6. A défaut de constitution de garanties ou si celles-ci sont jugées insuffisantes, le comptable peut prendre

des mesures conservatoires pour les impositions contestées. Les rémunérations, en application des dispositions

de l'article L.145-6 du code du travail, ne peuvent faire l'objet d'une saisie conservatoire.

7. L'article L.277 du LPF réaffirme le principe selon lequel le bénéfice du sursis n'est pas lié à la constitution

des garanties et ne peut donc être refusé au redevable pour ce seul motif.

8. Le débiteur doit constituer des garanties spontanément ou à la demande du comptable chargé du

recouvrement lorsque la réclamation porte sur un montant de droits supérieur à 4 500 € (article R. 277-7 du LPF).

9. Toutefois, la prise de garanties se limite désormais au seul montant des droits contestés, à l'exclusion de

toute pénalité, amende ou intérêt de retard (article L. 277 du LPF).

Section 3 : Nature des garanties

10. Aux termes de l'article R*277-1 du LPF toutes les garanties fournies à l'appui d'une demande de sursis de

paiement sont recevables.

11. Celles-ci peuvent, notamment, être constituées par un versement en espèces effectué à un compte

d'attente au Trésor, par des créances sur le Trésor, par la présentation d'une caution, par des valeurs mobilières,

des marchandises déposées dans des magasins agréés par l'Etat et faisant l'objet d'un warrant endossé à l'ordre

du Trésor, par des affectations hypothécaires, par des nantissements de fonds de commerce.
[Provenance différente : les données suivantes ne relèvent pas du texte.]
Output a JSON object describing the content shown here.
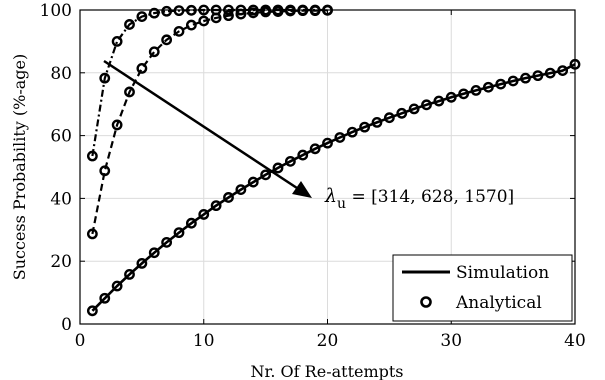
{
  "chart_data": {
    "type": "line",
    "xlabel": "Nr. Of Re-attempts",
    "ylabel": "Success Probability (%-age)",
    "xlim": [
      0,
      40
    ],
    "ylim": [
      0,
      100
    ],
    "xticks": [
      0,
      10,
      20,
      30,
      40
    ],
    "yticks": [
      0,
      20,
      40,
      60,
      80,
      100
    ],
    "grid": true,
    "legend_position": "bottom-right",
    "legend": {
      "simulation_label": "Simulation",
      "analytical_label": "Analytical"
    },
    "annotation": {
      "symbol": "λ",
      "subscript": "u",
      "text": " = [314, 628, 1570]"
    },
    "series": [
      {
        "lambda_u": 314,
        "x": [
          1,
          2,
          3,
          4,
          5,
          6,
          7,
          8,
          9,
          10,
          11,
          12,
          13,
          14,
          15,
          16,
          17,
          18,
          19,
          20
        ],
        "y": [
          53.5,
          78.3,
          90.0,
          95.4,
          97.9,
          99.0,
          99.6,
          99.8,
          99.9,
          100,
          100,
          100,
          100,
          100,
          100,
          100,
          100,
          100,
          100,
          100
        ]
      },
      {
        "lambda_u": 628,
        "x": [
          1,
          2,
          3,
          4,
          5,
          6,
          7,
          8,
          9,
          10,
          11,
          12,
          13,
          14,
          15,
          16,
          17,
          18,
          19,
          20
        ],
        "y": [
          28.7,
          48.8,
          63.4,
          73.9,
          81.4,
          86.7,
          90.5,
          93.2,
          95.2,
          96.5,
          97.5,
          98.2,
          98.7,
          99.1,
          99.4,
          99.5,
          99.7,
          99.8,
          99.8,
          99.9
        ]
      },
      {
        "lambda_u": 1570,
        "x": [
          1,
          2,
          3,
          4,
          5,
          6,
          7,
          8,
          9,
          10,
          11,
          12,
          13,
          14,
          15,
          16,
          17,
          18,
          19,
          20,
          21,
          22,
          23,
          24,
          25,
          26,
          27,
          28,
          29,
          30,
          31,
          32,
          33,
          34,
          35,
          36,
          37,
          38,
          39,
          40
        ],
        "y": [
          4.2,
          8.2,
          12.1,
          15.8,
          19.3,
          22.7,
          26.0,
          29.1,
          32.1,
          34.9,
          37.7,
          40.3,
          42.8,
          45.2,
          47.5,
          49.7,
          51.8,
          53.8,
          55.8,
          57.6,
          59.4,
          61.1,
          62.7,
          64.2,
          65.7,
          67.1,
          68.5,
          69.8,
          71.0,
          72.2,
          73.3,
          74.4,
          75.4,
          76.4,
          77.4,
          78.3,
          79.1,
          79.9,
          80.7,
          82.7
        ]
      }
    ]
  }
}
12. Cette énumération n'est pas exhaustive.

13. Par ailleurs, aux termes de l'article A. 277-9 du LPF, les valeurs mobilières qui ne sont pas cotées à une

bourse française et les actions de Sicav autres que celles visées par l'article A. 277-8 du même livre ne peuvent

être admises que si elles sont accompagnées d'une caution bancaire souscrite pour la différence entre le montant

de l'évaluation des titres et le montant des impôts contestés.
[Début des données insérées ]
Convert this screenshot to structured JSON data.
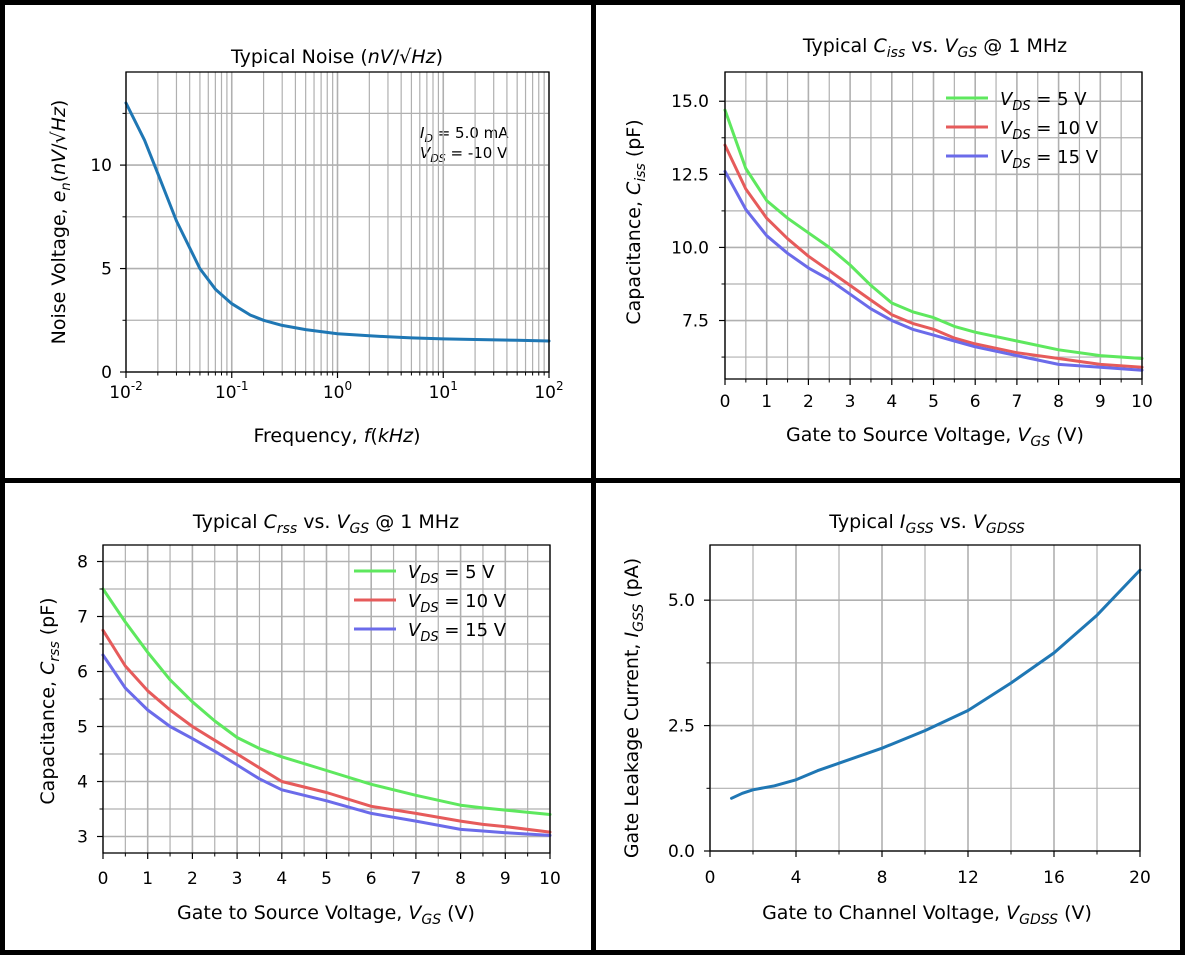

14. Par conséquent, il sera fait une application littérale et stricte de l'article précité en ne réclamant de caution

au redevable qu'à hauteur de la différence entre le montant de l'évaluation des titres et le montant de la créance

contestée.

16. A l'appui de sa demande de sursis de paiement, le redevable dispose de 15 jours pour faire connaître les

garanties qu'il s'engage à constituer.

17. Que l'offre de garantie intervienne spontanément ou à la demande du comptable, ce dernier doit

désormais notifier sa décision par pli recommandé avec demande d'avis de réception postal dans un délai qui est

fixé à 45 jours à compter du dépôt de l'offre (article R*277-1 du LPF).

18. A défaut de réponse par le comptable dans ce délai, les garanties offertes sont réputées acceptées

(alinéa 3 de l'article R*277-1 du LPF).

19. Que les garanties aient été acceptées expressément ou tacitement, le comptable peut à tout moment, en

cas de dépréciation ou d'insuffisance des garanties constituées, demander au redevable, par lettre recommandée

avec avis de réception, un complément de garantie en vue d'assurer le recouvrement de la somme contestée

(R*277-2 du LPF).

20. Ainsi, à défaut de réponse, le comptable peut prendre des mesures conservatoires. Le délai au terme

duquel ces mesures peuvent être prises si le redevable ne satisfait pas à cette obligation, a été porté de un mois

à 45 jours (article R*277-2 du LPF).